American Security Project hosted a round table of delegates from the American Chamber of Commerce in Egypt to discuss the current state and projected future of U.S. and foreign investment in Egypt. With a population of over 90 million people, Egypt boasts more than a large consumer base. Egypt represents the nexus of the Middle East, Africa, and the Mediterranean, opening Egypt’s market would also increase the visibility of these markets to the European and Asian markets to further develop interdependence throughout the global market.
One topic central to the discussion concerned the development of Egypt’s energy sector. As the largest consumer of oil and gas in Africa, Egypt requires additional sources of energy production. Accordingly, the el-Sisi administration seeks to prioritize and improve turbine technologies through the privatization of electricity production and transmission with generous set rates offered to companies specializing in renewable energy production. Although Egypt remains in the process of formalizing an emergency energy plan, the government is making the necessary efforts to encourage the diversification of the energy sector.
Following the Egypt Economic Development Conference in March 2015, there has been evidence of optimism in investor outlook. The conference brought over 1,700 investors together to seal over USD 38.2 billion in investments. With investments in the manufacturing, agricultural, and energy sectors, this renewed confidence in the Egyptian economy provides the initiative for comprehensive political, social and economic reforms to maintain the participation of these sources. However, investments will only continue if the public is content with the economic system that is put in place.

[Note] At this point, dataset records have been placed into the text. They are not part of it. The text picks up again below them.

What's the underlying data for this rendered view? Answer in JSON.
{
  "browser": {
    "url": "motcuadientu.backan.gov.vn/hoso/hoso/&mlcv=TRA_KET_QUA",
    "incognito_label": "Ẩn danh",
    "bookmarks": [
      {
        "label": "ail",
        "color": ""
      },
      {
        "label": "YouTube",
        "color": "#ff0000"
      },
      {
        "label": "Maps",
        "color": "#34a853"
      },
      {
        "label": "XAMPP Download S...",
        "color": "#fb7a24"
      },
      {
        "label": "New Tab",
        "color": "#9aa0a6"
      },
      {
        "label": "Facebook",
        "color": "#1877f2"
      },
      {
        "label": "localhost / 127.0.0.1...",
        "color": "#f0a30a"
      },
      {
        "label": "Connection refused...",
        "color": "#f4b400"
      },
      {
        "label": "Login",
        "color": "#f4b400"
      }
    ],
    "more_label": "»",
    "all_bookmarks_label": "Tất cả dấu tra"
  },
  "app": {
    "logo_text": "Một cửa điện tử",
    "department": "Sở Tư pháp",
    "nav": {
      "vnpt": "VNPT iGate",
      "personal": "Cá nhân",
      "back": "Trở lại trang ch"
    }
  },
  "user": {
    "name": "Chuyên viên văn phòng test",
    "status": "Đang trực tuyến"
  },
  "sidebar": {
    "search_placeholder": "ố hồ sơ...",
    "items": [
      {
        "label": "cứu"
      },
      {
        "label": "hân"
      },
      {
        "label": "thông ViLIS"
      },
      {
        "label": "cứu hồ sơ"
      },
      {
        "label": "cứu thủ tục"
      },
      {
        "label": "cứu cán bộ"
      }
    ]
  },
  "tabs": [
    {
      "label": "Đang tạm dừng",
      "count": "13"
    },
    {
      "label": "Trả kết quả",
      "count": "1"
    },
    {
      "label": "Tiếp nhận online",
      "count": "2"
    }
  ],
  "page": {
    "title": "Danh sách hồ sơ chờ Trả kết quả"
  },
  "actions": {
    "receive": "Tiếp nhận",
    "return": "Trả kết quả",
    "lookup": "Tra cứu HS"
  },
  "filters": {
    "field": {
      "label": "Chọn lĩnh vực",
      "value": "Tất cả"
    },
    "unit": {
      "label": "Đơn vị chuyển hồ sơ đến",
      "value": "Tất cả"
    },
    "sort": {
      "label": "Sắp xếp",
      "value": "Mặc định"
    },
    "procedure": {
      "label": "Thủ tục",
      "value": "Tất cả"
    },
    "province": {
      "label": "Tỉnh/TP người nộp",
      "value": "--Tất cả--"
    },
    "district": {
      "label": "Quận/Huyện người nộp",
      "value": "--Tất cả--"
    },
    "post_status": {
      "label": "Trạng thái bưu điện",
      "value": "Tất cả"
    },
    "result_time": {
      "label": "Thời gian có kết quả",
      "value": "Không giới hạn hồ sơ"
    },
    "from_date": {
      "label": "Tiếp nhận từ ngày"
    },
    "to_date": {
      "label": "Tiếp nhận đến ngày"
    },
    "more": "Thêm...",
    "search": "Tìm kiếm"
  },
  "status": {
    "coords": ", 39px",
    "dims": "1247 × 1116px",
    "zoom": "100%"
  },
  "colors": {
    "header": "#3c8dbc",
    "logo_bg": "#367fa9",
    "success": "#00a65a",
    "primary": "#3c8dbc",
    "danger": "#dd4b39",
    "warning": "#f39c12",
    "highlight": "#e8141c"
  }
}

Rather than solely relying on a trickle-down methodology, Egypt requires an economic model with the public at its center. In order to have a more trusting public, economic progress will also depend on systematic improvements that would encourage a more transparent government with accountable representatives. The country’s economic progress needs to rely on cooperation on both macro and micro fronts so that every constituent is factored into the final decision and given a stake in the prosperity. Although it seems easy to say that Egypt requires an accessible economy to incite economic stability, there will also need to be concrete infrastructural improvements that will allow policy to translate into action and practice. With attention shifting towards the Suez Canal Area Development Project—a project that would provide opportunities of employment while also doubling national revenue from an expanded transit system, every sector of society would have a role in the economic development of the country.
According to the Organization for Economic Cooperation and Development, small and medium enterprises are also the key to Egypt’s economic improvement. SMEs represent 90% of businesses, 80% of GDP, and 75% of employment. The question is, how does Egypt not only persuade investors to allocate funds towards SMEs but also ensure these investors that there will be an acceptable profit margin? With continued economic growth (up 4.2% in the past year), the success of SMEs would encourage investors to outsource and offshoot their businesses within Egyptian borders further providing economic opportunities for an underemployed public.
Although the U.S. government provides over USD 1.5 billion in foreign aid to Egypt, in order to be a more effective economic partner, the U.S. should encourage Egypt’s own role in keeping their economy afloat. The major conclusion: in order to stimulate a stagnant economy, there needs to be an increase in the allocation of foreign direct investment towards small business enterprises. To ensure economic solvency, Egypt will continue to benefit from international aid and foreign investment to create fiscal opportunities, but national stability will also benefit from a renewed emphasis on an economically, politically, and socially empowered public.